Just a few days ago, I was at a site (that shall remain unnamed) to try out a few things. The experience got me thinking how a bad user experience can negate all the good visual design a site might have.
The whole thing started when I noticed that picture uploads were not working. (The upload was obviously successful, but the picture failed to show up on my profile, so something was clearly broken.) Since I didn’t actually care about the picture, I thought I’d just send them a quick message telling them of the problem, and perhaps the problem would then be fixed later.
I filled in a feedback form (which by no means was easy to fill in — it was not obvious which department I should direct my feedback to) and the next day I noticed a bounced email: The form used an email address that the site’s own backend deemed to be non-existent.
So I was thinking, “Their own feedback form isn’t working. I should report this problem to them.” But how? Since they are on Twitter too, I tried tweeting them.
I got no reply to my tweet: Apparently they don’t actually monitor their own Twitter feed.
This would be the end — at least for now — of my attempt to contact them to report bugs on their own web site. I don’t think I’ll go so far as trying again to contact them through Facebook.
The other thing I was trying to do, other than the picture upload, was a search. Don’t ask me why, but I tried searching for someone that I just knew was on the site.
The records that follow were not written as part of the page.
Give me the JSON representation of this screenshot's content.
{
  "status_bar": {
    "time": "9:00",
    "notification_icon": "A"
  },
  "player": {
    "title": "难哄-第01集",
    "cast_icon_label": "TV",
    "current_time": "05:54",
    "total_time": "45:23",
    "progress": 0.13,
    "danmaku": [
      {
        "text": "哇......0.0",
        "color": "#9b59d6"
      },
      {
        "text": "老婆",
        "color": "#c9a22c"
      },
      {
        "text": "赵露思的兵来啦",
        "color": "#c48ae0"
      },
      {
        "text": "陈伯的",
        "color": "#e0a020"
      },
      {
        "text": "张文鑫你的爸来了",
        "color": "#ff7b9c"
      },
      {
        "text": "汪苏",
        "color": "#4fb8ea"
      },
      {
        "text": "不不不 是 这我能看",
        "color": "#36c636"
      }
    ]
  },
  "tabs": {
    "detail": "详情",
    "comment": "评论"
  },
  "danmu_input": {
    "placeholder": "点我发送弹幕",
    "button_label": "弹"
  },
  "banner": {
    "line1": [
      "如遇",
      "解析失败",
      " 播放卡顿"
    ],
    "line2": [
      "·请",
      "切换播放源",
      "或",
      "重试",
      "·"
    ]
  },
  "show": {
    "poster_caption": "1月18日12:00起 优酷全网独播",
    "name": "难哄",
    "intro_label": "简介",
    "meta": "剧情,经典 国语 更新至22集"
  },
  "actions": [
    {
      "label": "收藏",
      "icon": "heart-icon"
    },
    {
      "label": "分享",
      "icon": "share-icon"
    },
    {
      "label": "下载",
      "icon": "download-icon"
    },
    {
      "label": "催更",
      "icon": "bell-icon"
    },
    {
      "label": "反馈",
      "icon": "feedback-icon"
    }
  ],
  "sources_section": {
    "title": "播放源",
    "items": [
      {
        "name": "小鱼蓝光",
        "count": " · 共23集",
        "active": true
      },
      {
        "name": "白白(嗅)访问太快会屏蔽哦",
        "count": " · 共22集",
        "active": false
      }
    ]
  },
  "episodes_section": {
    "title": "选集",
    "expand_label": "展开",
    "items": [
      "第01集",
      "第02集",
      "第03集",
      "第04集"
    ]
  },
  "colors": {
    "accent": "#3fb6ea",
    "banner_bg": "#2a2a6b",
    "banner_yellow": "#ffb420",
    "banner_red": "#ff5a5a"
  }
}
Yet I only found her after fumbling with search options for maybe 15–20 minutes.
Let me just say I knew they have good back-end coders and HCI experts so I was expecting a search interface that not only was functional but also intuitive to use (for some reasonable definition of intuitive). On the contrary, not only did it not quite work, the way it behaved was also counter-intuitive.
One final puzzling thing that I later found out was an apparently-personalized link that fails to give you the expected personalized content. From the context, anyone would assume that the purpose of that link would be for you to share it to some other person so that the other person could verify your membership on that site. So I was shocked when I found out later that the link would produce an error if I was not logged in, and if I entered someone else’s link while I was logged in I would see my own information instead of the other person’s.
Perhaps the intent of that little link was never for sharing with other people, but I thought if that were the case it was never made clear. It just seemed wrong to me that they would give people the impression that the link could be shared when in fact it was not.
So what did this whole experience tell me? I think maybe it told me that details are important — not in the sense that everything has to be (visually or otherwise) perfect, but that everything that the user has a reasonable expectation that it works should at least work and in the way it is expected to work. It told me that bad user experience will negate whatever good a good visual design would have done.
I am guilty myself of not making sure that sites I make do have all the little details ironed out, and I doubt I am even capable of ironing out all these little details. So I’m not here to blame anyone, but I hope I’ll keep this little bad experience in mind which will hopefully serve as a reminder as to what I need to avoid.